Book Review: A Terrible, Wretched Book Summary: 1 Stars
I only rate this book 1 star because there isn't an option for zero, or, better still, negative stars.
On its own, "Hunters of Dune" is a bad book. It's poorly paced; it's the litrary equivalent of ADHD with far too many 3 or 4 page chapters that bounce around without reason. It's repetetive - even accounting for the fact that Herbert and Anderson had to catch up readers who haven't recently (or at all) read "Chapterhouse: Dune", there's far too much recap and characters saying the same things over and over, and, worse, conversations where BOTH characters know something and yet must explain that thing to each other. And it is unsubtle; the book leaves absolutely nothing to the reader's imagination. Every point is driven home with a sledgehammer, and then driven home just a little bit more just in case.
As a conclusion to Frank Herbert's Dune saga, this book is appalling. The characters from "Heretics" and "Chapterhouse" are written as though they've lost 50 IQ points apiece in the hands of Anderson and Brian Herbert; for people who are, we're told, great military leaders, the most highly trained and skilled leaders of their civilization, these people are DUMB.

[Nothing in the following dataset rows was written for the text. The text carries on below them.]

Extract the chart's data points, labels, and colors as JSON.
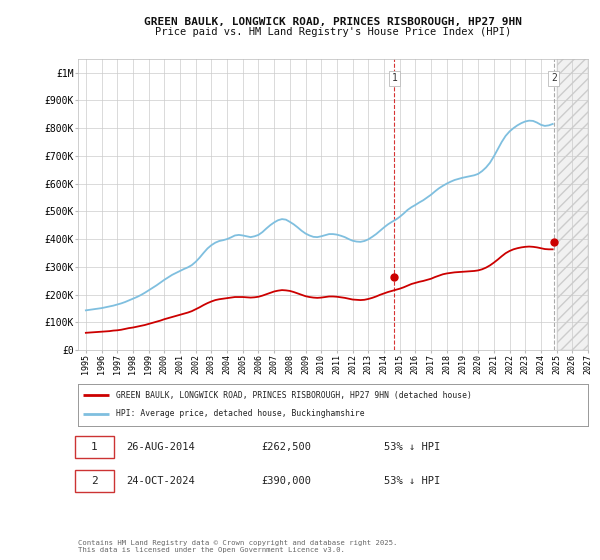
{
  "title_line1": "GREEN BAULK, LONGWICK ROAD, PRINCES RISBOROUGH, HP27 9HN",
  "title_line2": "Price paid vs. HM Land Registry's House Price Index (HPI)",
  "background_color": "#ffffff",
  "grid_color": "#cccccc",
  "hpi_color": "#7fbfdf",
  "price_color": "#cc0000",
  "ylim": [
    0,
    1050000
  ],
  "yticks": [
    0,
    100000,
    200000,
    300000,
    400000,
    500000,
    600000,
    700000,
    800000,
    900000,
    1000000
  ],
  "ytick_labels": [
    "£0",
    "£100K",
    "£200K",
    "£300K",
    "£400K",
    "£500K",
    "£600K",
    "£700K",
    "£800K",
    "£900K",
    "£1M"
  ],
  "sale1_date": "26-AUG-2014",
  "sale1_price": "£262,500",
  "sale1_note": "53% ↓ HPI",
  "sale1_label": "1",
  "sale2_date": "24-OCT-2024",
  "sale2_price": "£390,000",
  "sale2_note": "53% ↓ HPI",
  "sale2_label": "2",
  "legend_label1": "GREEN BAULK, LONGWICK ROAD, PRINCES RISBOROUGH, HP27 9HN (detached house)",
  "legend_label2": "HPI: Average price, detached house, Buckinghamshire",
  "footer": "Contains HM Land Registry data © Crown copyright and database right 2025.\nThis data is licensed under the Open Government Licence v3.0.",
  "hpi_x": [
    1995.0,
    1995.25,
    1995.5,
    1995.75,
    1996.0,
    1996.25,
    1996.5,
    1996.75,
    1997.0,
    1997.25,
    1997.5,
    1997.75,
    1998.0,
    1998.25,
    1998.5,
    1998.75,
    1999.0,
    1999.25,
    1999.5,
    1999.75,
    2000.0,
    2000.25,
    2000.5,
    2000.75,
    2001.0,
    2001.25,
    2001.5,
    2001.75,
    2002.0,
    2002.25,
    2002.5,
    2002.75,
    2003.0,
    2003.25,
    2003.5,
    2003.75,
    2004.0,
    2004.25,
    2004.5,
    2004.75,
    2005.0,
    2005.25,
    2005.5,
    2005.75,
    2006.0,
    2006.25,
    2006.5,
    2006.75,
    2007.0,
    2007.25,
    2007.5,
    2007.75,
    2008.0,
    2008.25,
    2008.5,
    2008.75,
    2009.0,
    2009.25,
    2009.5,
    2009.75,
    2010.0,
    2010.25,
    2010.5,
    2010.75,
    2011.0,
    2011.25,
    2011.5,
    2011.75,
    2012.0,
    2012.25,
    2012.5,
    2012.75,
    2013.0,
    2013.25,
    2013.5,
    2013.75,
    2014.0,
    2014.25,
    2014.5,
    2014.75,
    2015.0,
    2015.25,
    2015.5,
    2015.75,
    2016.0,
    2016.25,
    2016.5,
    2016.75,
    2017.0,
    2017.25,
    2017.5,
    2017.75,
    2018.0,
    2018.25,
    2018.5,
    2018.75,
    2019.0,
    2019.25,
    2019.5,
    2019.75,
    2020.0,
    2020.25,
    2020.5,
    2020.75,
    2021.0,
    2021.25,
    2021.5,
    2021.75,
    2022.0,
    2022.25,
    2022.5,
    2022.75,
    2023.0,
    2023.25,
    2023.5,
    2023.75,
    2024.0,
    2024.25,
    2024.5,
    2024.75
  ],
  "hpi_y": [
    143000,
    145000,
    147000,
    149000,
    151000,
    154000,
    157000,
    160000,
    164000,
    168000,
    173000,
    179000,
    185000,
    191000,
    198000,
    206000,
    215000,
    224000,
    233000,
    243000,
    253000,
    262000,
    271000,
    278000,
    285000,
    292000,
    298000,
    306000,
    318000,
    333000,
    350000,
    366000,
    378000,
    387000,
    393000,
    396000,
    400000,
    406000,
    413000,
    415000,
    413000,
    410000,
    407000,
    410000,
    415000,
    425000,
    438000,
    450000,
    460000,
    468000,
    472000,
    470000,
    462000,
    453000,
    442000,
    430000,
    420000,
    413000,
    408000,
    407000,
    410000,
    414000,
    418000,
    418000,
    416000,
    412000,
    407000,
    400000,
    394000,
    391000,
    390000,
    393000,
    399000,
    408000,
    418000,
    430000,
    442000,
    453000,
    462000,
    470000,
    480000,
    492000,
    505000,
    515000,
    523000,
    532000,
    540000,
    550000,
    560000,
    572000,
    583000,
    592000,
    600000,
    607000,
    613000,
    617000,
    621000,
    624000,
    627000,
    630000,
    635000,
    645000,
    658000,
    675000,
    698000,
    724000,
    750000,
    772000,
    788000,
    800000,
    810000,
    818000,
    824000,
    827000,
    826000,
    820000,
    812000,
    808000,
    810000,
    815000
  ],
  "price_x": [
    1995.0,
    1995.25,
    1995.5,
    1995.75,
    1996.0,
    1996.25,
    1996.5,
    1996.75,
    1997.0,
    1997.25,
    1997.5,
    1997.75,
    1998.0,
    1998.25,
    1998.5,
    1998.75,
    1999.0,
    1999.25,
    1999.5,
    1999.75,
    2000.0,
    2000.25,
    2000.5,
    2000.75,
    2001.0,
    2001.25,
    2001.5,
    2001.75,
    2002.0,
    2002.25,
    2002.5,
    2002.75,
    2003.0,
    2003.25,
    2003.5,
    2003.75,
    2004.0,
    2004.25,
    2004.5,
    2004.75,
    2005.0,
    2005.25,
    2005.5,
    2005.75,
    2006.0,
    2006.25,
    2006.5,
    2006.75,
    2007.0,
    2007.25,
    2007.5,
    2007.75,
    2008.0,
    2008.25,
    2008.5,
    2008.75,
    2009.0,
    2009.25,
    2009.5,
    2009.75,
    2010.0,
    2010.25,
    2010.5,
    2010.75,
    2011.0,
    2011.25,
    2011.5,
    2011.75,
    2012.0,
    2012.25,
    2012.5,
    2012.75,
    2013.0,
    2013.25,
    2013.5,
    2013.75,
    2014.0,
    2014.25,
    2014.5,
    2014.75,
    2015.0,
    2015.25,
    2015.5,
    2015.75,
    2016.0,
    2016.25,
    2016.5,
    2016.75,
    2017.0,
    2017.25,
    2017.5,
    2017.75,
    2018.0,
    2018.25,
    2018.5,
    2018.75,
    2019.0,
    2019.25,
    2019.5,
    2019.75,
    2020.0,
    2020.25,
    2020.5,
    2020.75,
    2021.0,
    2021.25,
    2021.5,
    2021.75,
    2022.0,
    2022.25,
    2022.5,
    2022.75,
    2023.0,
    2023.25,
    2023.5,
    2023.75,
    2024.0,
    2024.25,
    2024.5,
    2024.75
  ],
  "price_y": [
    62000,
    63000,
    64000,
    65000,
    66000,
    67000,
    68000,
    70000,
    71000,
    73000,
    76000,
    79000,
    81000,
    84000,
    87000,
    90000,
    94000,
    98000,
    102000,
    106000,
    111000,
    115000,
    119000,
    123000,
    127000,
    131000,
    135000,
    140000,
    147000,
    154000,
    162000,
    169000,
    175000,
    180000,
    183000,
    185000,
    187000,
    189000,
    191000,
    191000,
    191000,
    190000,
    189000,
    190000,
    192000,
    196000,
    201000,
    206000,
    211000,
    214000,
    216000,
    215000,
    213000,
    209000,
    204000,
    199000,
    194000,
    191000,
    189000,
    188000,
    189000,
    191000,
    193000,
    193000,
    192000,
    190000,
    188000,
    185000,
    182000,
    181000,
    180000,
    181000,
    184000,
    188000,
    193000,
    199000,
    204000,
    209000,
    213000,
    217000,
    221000,
    226000,
    232000,
    238000,
    242000,
    246000,
    249000,
    253000,
    257000,
    263000,
    268000,
    273000,
    276000,
    278000,
    280000,
    281000,
    282000,
    283000,
    284000,
    285000,
    287000,
    291000,
    297000,
    305000,
    315000,
    326000,
    338000,
    349000,
    357000,
    363000,
    367000,
    370000,
    372000,
    373000,
    372000,
    370000,
    367000,
    364000,
    363000,
    363000
  ],
  "sale1_x": 2014.66,
  "sale1_y": 262500,
  "sale2_x": 2024.82,
  "sale2_y": 390000,
  "vline1_x": 2014.66,
  "vline2_x": 2024.82,
  "xlim_left": 1994.5,
  "xlim_right": 2027.0,
  "hatch_start": 2025.0
}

Tying the villains from the Butlerain Jihad prequel trilogy into this, making them the unknown Enemy here, is riduculous. And despite the protestations of Anderson and Brian Herbert, I refuse to believe that that's what Frank Herbert intended. And let's not even talk about all the "Dune babies" runing around; I can't imagine that Frank really meant to bring back basically every single important character from the previous books as a ghola as his conclusion to the saga.
This book is a travesty; the authors should be ashamed to have produced it, and I am very sorry that I spent money on it.